Spécialisée dans le transport de courants de forte intensité, E.Itec est constituée de deux divisions principales: arc.itec pour l'étude et la fabrication de câbles refroidis par eau pour la sidérurgie, la fonderie, la verrerie...; et itec.bar pour les gaines à barre destinées à l'industrie et au tertiaire. Si, depuis 2000, date de la création de l'entreprise par les 3 associés, (Jean-Noêl Cornut, Yves Salavagione et Hervé Ducreux), ces deux pôles s'équilibrent, leur spectre de clientèle est totalement différent. Le premier exporte 95% de son CA, le second seulement 20%.
Compenser la crise
«Sur arc-itec, nous travaillons pour les grands donneurs d'ordre mondiaux. Avec la crise, cette année, nous ressentons un fléchissement certain. Pour compenser, nous allons essayer de développer itec.barà l'international en s'appuyant notamment sur notre réseau», annonce Jean-Noêl Cornut. Objectif: porter la part de l'export d'itec.bar à 40%. «C'était déjà dans les tuyaux, mais en raison de la crise, on va mettre cette stratégie en oeuvre plus rapidement», poursuit Jean-Noêl Cornut. «Les gaines à barres ont un potentiel intéressant. Cette année, sur cette division, nous sommes même au-dessus de nos prévisions». Au-delà de ce développement à l'étranger, E. itec est à la recherche de nouvelles opportunités d'ici à fin 2010: «Il s'agira soit d'un marché complètement différent, soit d'une activité nouvelle. Nous voulons, pour être stable, pouvoir nous reposer sur trois activités de base». En réalité, E. itec dispose déjà d'une troisième division baptisée indus.itec. Spécialisée notamment dans les câbles souples et les connexions mécano soudées, elle réalise une forte marge mais est gourmande en personnel. Ce qui n'est pas vraiment du goût des trois associés.
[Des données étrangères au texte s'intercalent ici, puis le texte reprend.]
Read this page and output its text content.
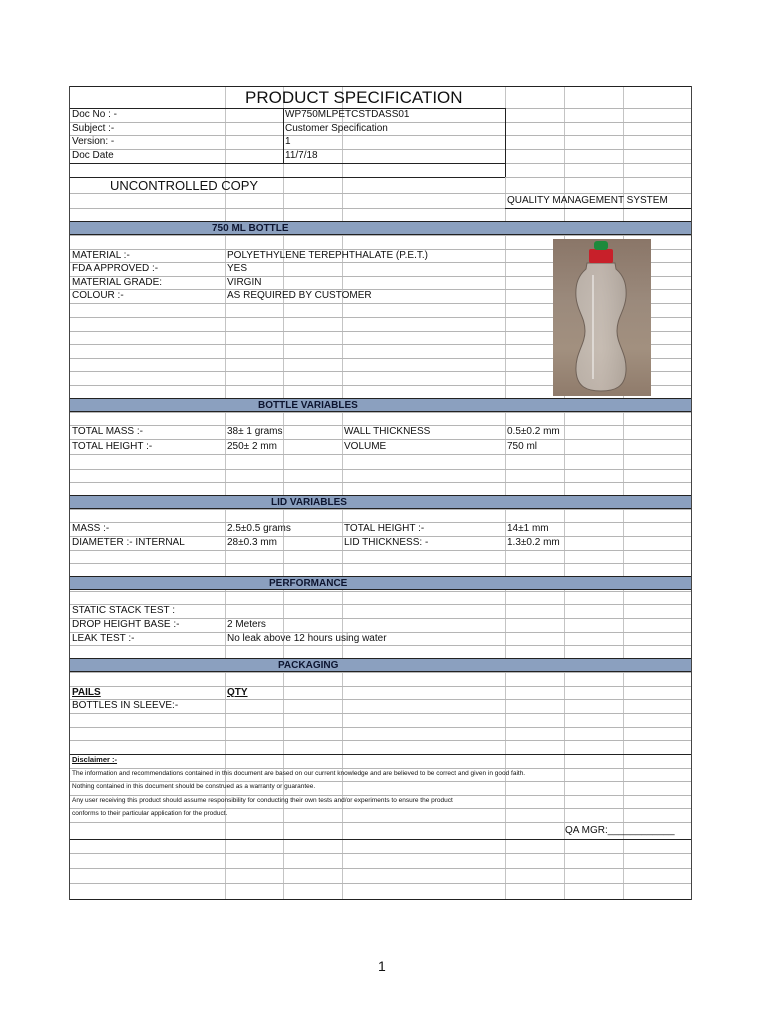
750 ML BOTTLE
BOTTLE VARIABLES
LID VARIABLES
PERFORMANCE
PACKAGING
PRODUCT SPECIFICATION
Doc No : -	WP750MLPETCSTDASS01
Subject :-	Customer Specification
Version: -	1
Doc Date	11/7/18
UNCONTROLLED COPY
QUALITY MANAGEMENT SYSTEM
MATERIAL :-	POLYETHYLENE TEREPHTHALATE (P.E.T.)
FDA APPROVED :-	YES
MATERIAL GRADE:	VIRGIN
COLOUR :-	AS REQUIRED BY CUSTOMER
TOTAL MASS :-	38± 1 grams	WALL THICKNESS	0.5±0.2 mm
TOTAL HEIGHT :-	250± 2 mm	VOLUME	750 ml
MASS :-	2.5±0.5 grams	TOTAL HEIGHT :-	14±1 mm
DIAMETER :- INTERNAL	28±0.3 mm	LID THICKNESS: -	1.3±0.2 mm
STATIC STACK TEST :
DROP HEIGHT BASE :-	2 Meters
LEAK TEST :-	No leak above 12 hours using water
PAILS	QTY
BOTTLES IN SLEEVE:-
Disclaimer :-
The information and recommendations contained in this document are based on our current knowledge and are believed to be correct and given in good faith.
Nothing contained in this document should be construed as a warranty or guarantee.
Any user receiving this product should assume responsibility for conducting their own tests and/or experiments to ensure the product
conforms to their particular application for the product.
QA MGR:____________
1
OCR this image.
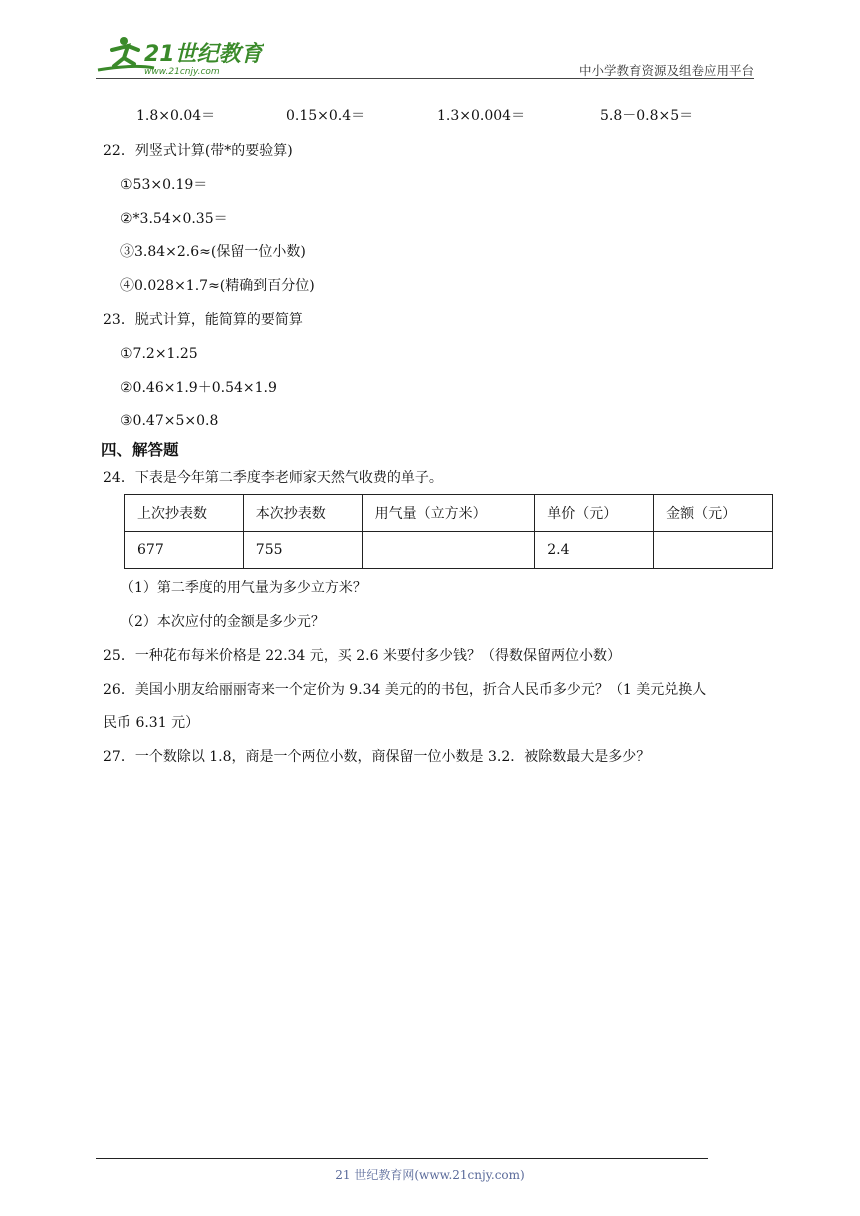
21世纪教育
www.21cnjy.com	中小学教育资源及组卷应用平台
1.8×0.04＝	0.15×0.4＝	1.3×0.004＝	5.8－0.8×5＝
22．列竖式计算(带*的要验算)
①53×0.19＝
②*3.54×0.35＝
③3.84×2.6≈(保留一位小数)
④0.028×1.7≈(精确到百分位)
23．脱式计算，能简算的要简算
①7.2×1.25
②0.46×1.9＋0.54×1.9
③0.47×5×0.8
四、解答题
24．下表是今年第二季度李老师家天然气收费的单子。
上次抄表数	本次抄表数	用气量（立方米）	单价（元）	金额（元）
677	755		2.4	
（1）第二季度的用气量为多少立方米？
（2）本次应付的金额是多少元？
25．一种花布每米价格是 22.34 元，买 2.6 米要付多少钱？（得数保留两位小数）
26．美国小朋友给丽丽寄来一个定价为 9.34 美元的的书包，折合人民币多少元？（1 美元兑换人
民币 6.31 元）
27．一个数除以 1.8，商是一个两位小数，商保留一位小数是 3.2．被除数最大是多少？
21 世纪教育网(www.21cnjy.com)
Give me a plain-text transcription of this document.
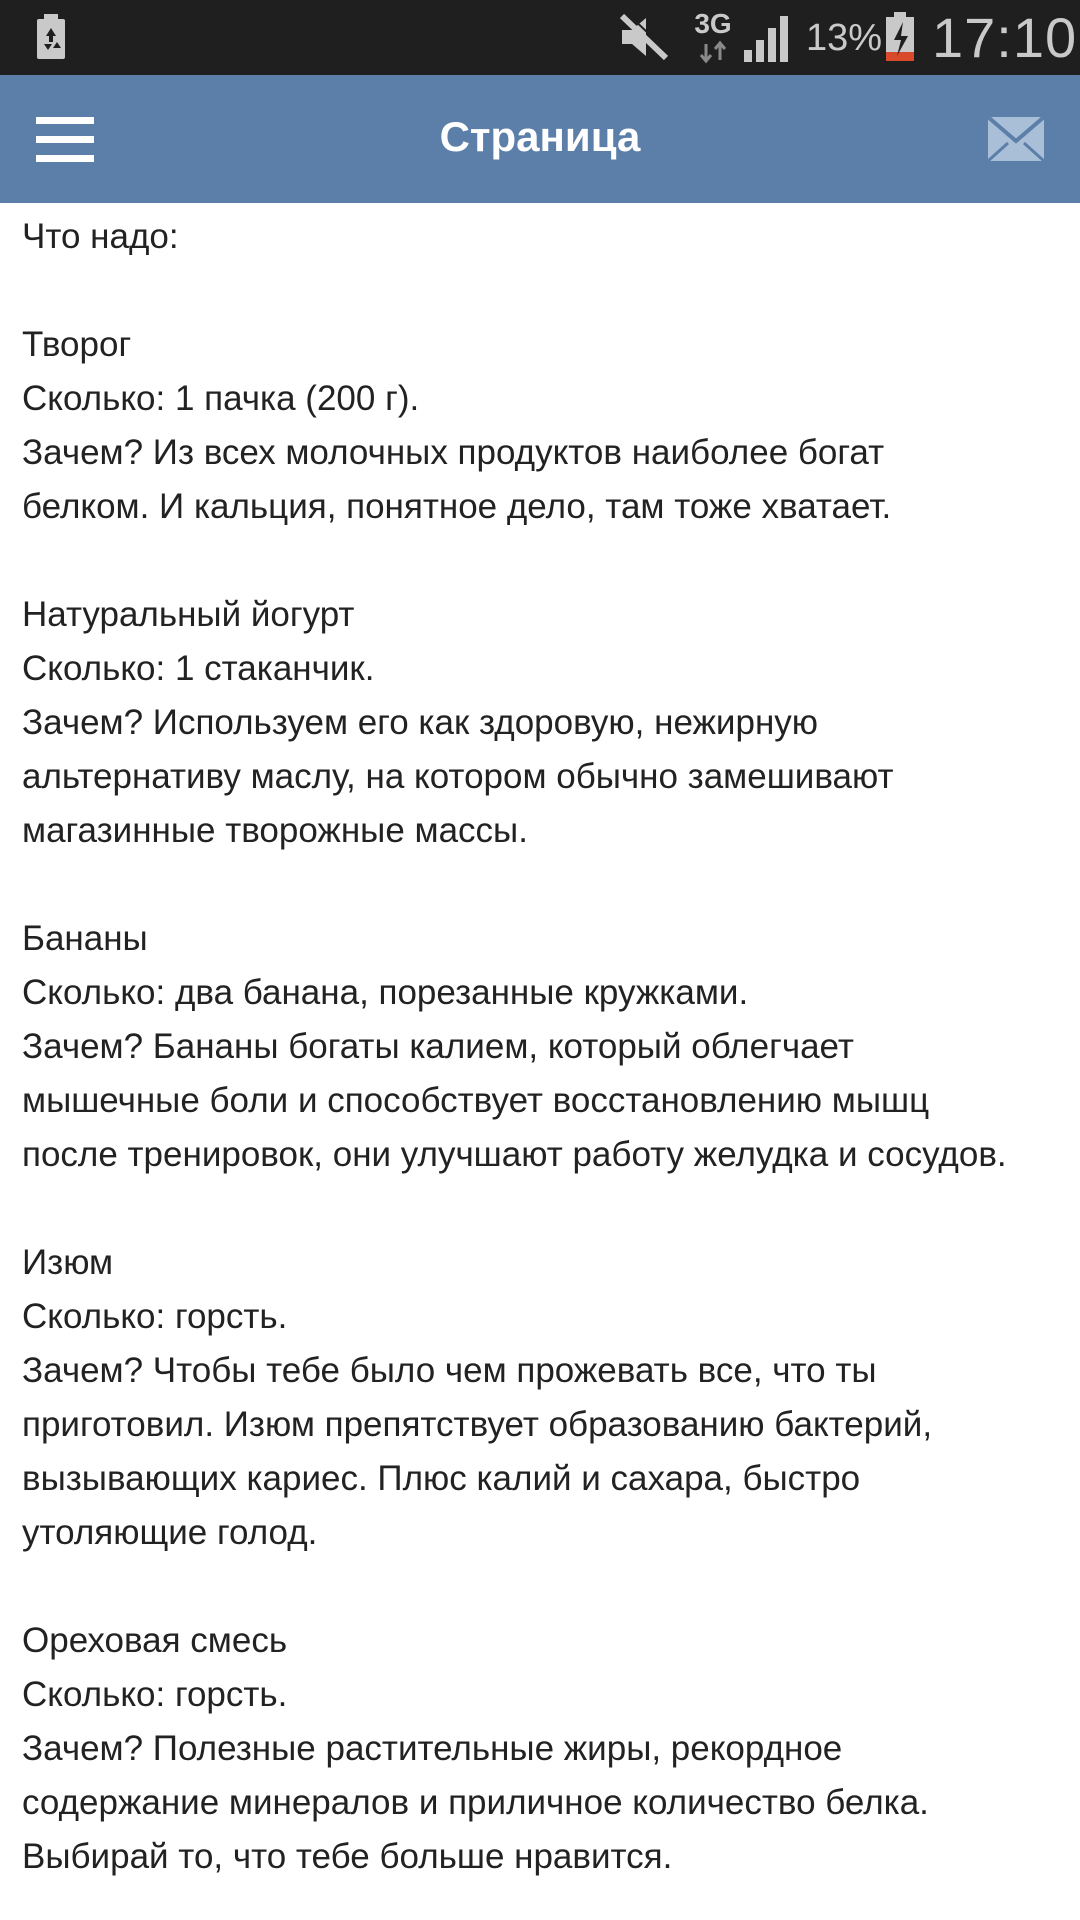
3G 13% 17:10
Страница

Что надо:

Творог

Сколько: 1 пачка (200 г).

Зачем? Из всех молочных продуктов наиболее богат

белком. И кальция, понятное дело, там тоже хватает.

Натуральный йогурт

Сколько: 1 стаканчик.

Зачем? Используем его как здоровую, нежирную

альтернативу маслу, на котором обычно замешивают

магазинные творожные массы.

Бананы

Сколько: два банана, порезанные кружками.

Зачем? Бананы богаты калием, который облегчает

мышечные боли и способствует восстановлению мышц

после тренировок, они улучшают работу желудка и сосудов.

Изюм

Сколько: горсть.

Зачем? Чтобы тебе было чем прожевать все, что ты

приготовил. Изюм препятствует образованию бактерий,

вызывающих кариес. Плюс калий и сахара, быстро

утоляющие голод.

Ореховая смесь

Сколько: горсть.

Зачем? Полезные растительные жиры, рекордное

содержание минералов и приличное количество белка.

Выбирай то, что тебе больше нравится.
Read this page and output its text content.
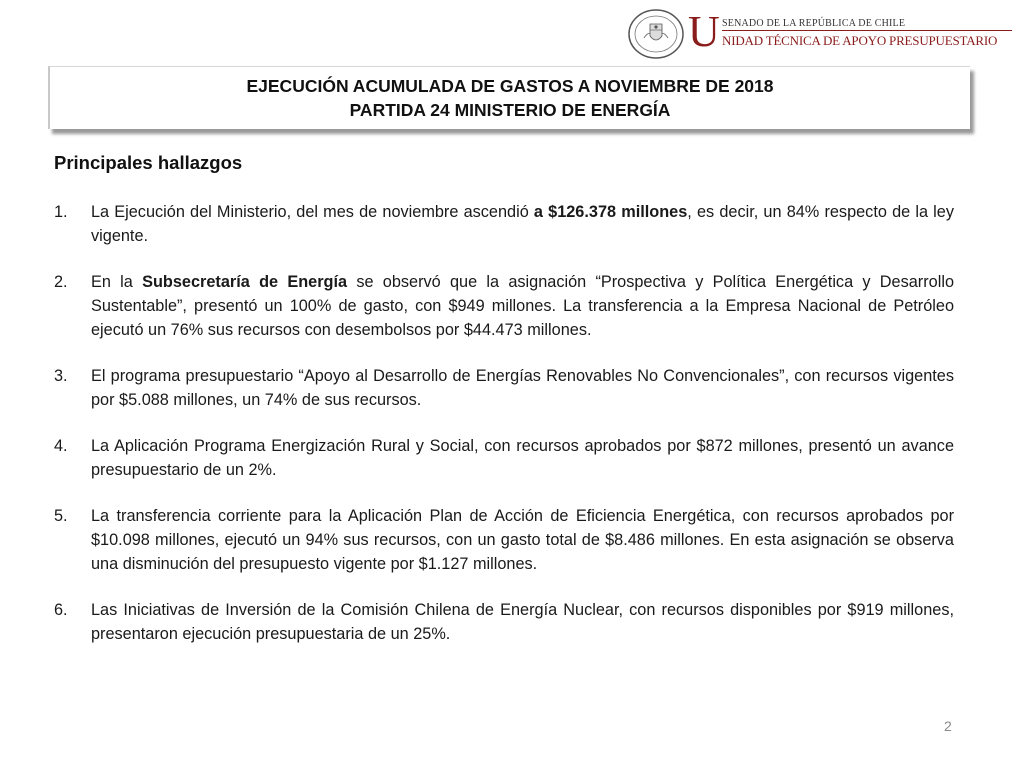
U SENADO DE LA REPÚBLICA DE CHILE
NIDAD TÉCNICA DE APOYO PRESUPUESTARIO
EJECUCIÓN ACUMULADA DE GASTOS A NOVIEMBRE DE 2018
PARTIDA 24 MINISTERIO DE ENERGÍA
Principales hallazgos
1. La Ejecución del Ministerio, del mes de noviembre ascendió a $126.378 millones, es decir, un 84% respecto de la ley vigente.
2. En la Subsecretaría de Energía se observó que la asignación “Prospectiva y Política Energética y Desarrollo Sustentable”, presentó un 100% de gasto, con $949 millones. La transferencia a la Empresa Nacional de Petróleo ejecutó un 76% sus recursos con desembolsos por $44.473 millones.
3. El programa presupuestario “Apoyo al Desarrollo de Energías Renovables No Convencionales”, con recursos vigentes por $5.088 millones, un 74% de sus recursos.
4. La Aplicación Programa Energización Rural y Social, con recursos aprobados por $872 millones, presentó un avance presupuestario de un 2%.
5. La transferencia corriente para la Aplicación Plan de Acción de Eficiencia Energética, con recursos aprobados por $10.098 millones, ejecutó un 94% sus recursos, con un gasto total de $8.486 millones. En esta asignación se observa una disminución del presupuesto vigente por $1.127 millones.
6. Las Iniciativas de Inversión de la Comisión Chilena de Energía Nuclear, con recursos disponibles por $919 millones, presentaron ejecución presupuestaria de un 25%.
2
Pour eux, pas question de grossir. «Nous voulons rester une petite structure, humaine, où l'intégration de chaque salarié est très importante», justifie Jean-Noël Cornut.
- CA 2008: 6,5M€ - Effectif: 25 salariés - www.eitec.fr
Après avoir investi 2M€ dans ses nouveaux locaux inaugurés en juin dernier, au Chambon-Feugerolles, E.Itec jongle entre ses deux activités principales (les câbles refroidis par eau et les gaines à barres) pour assurer, malgré la crise, son développement.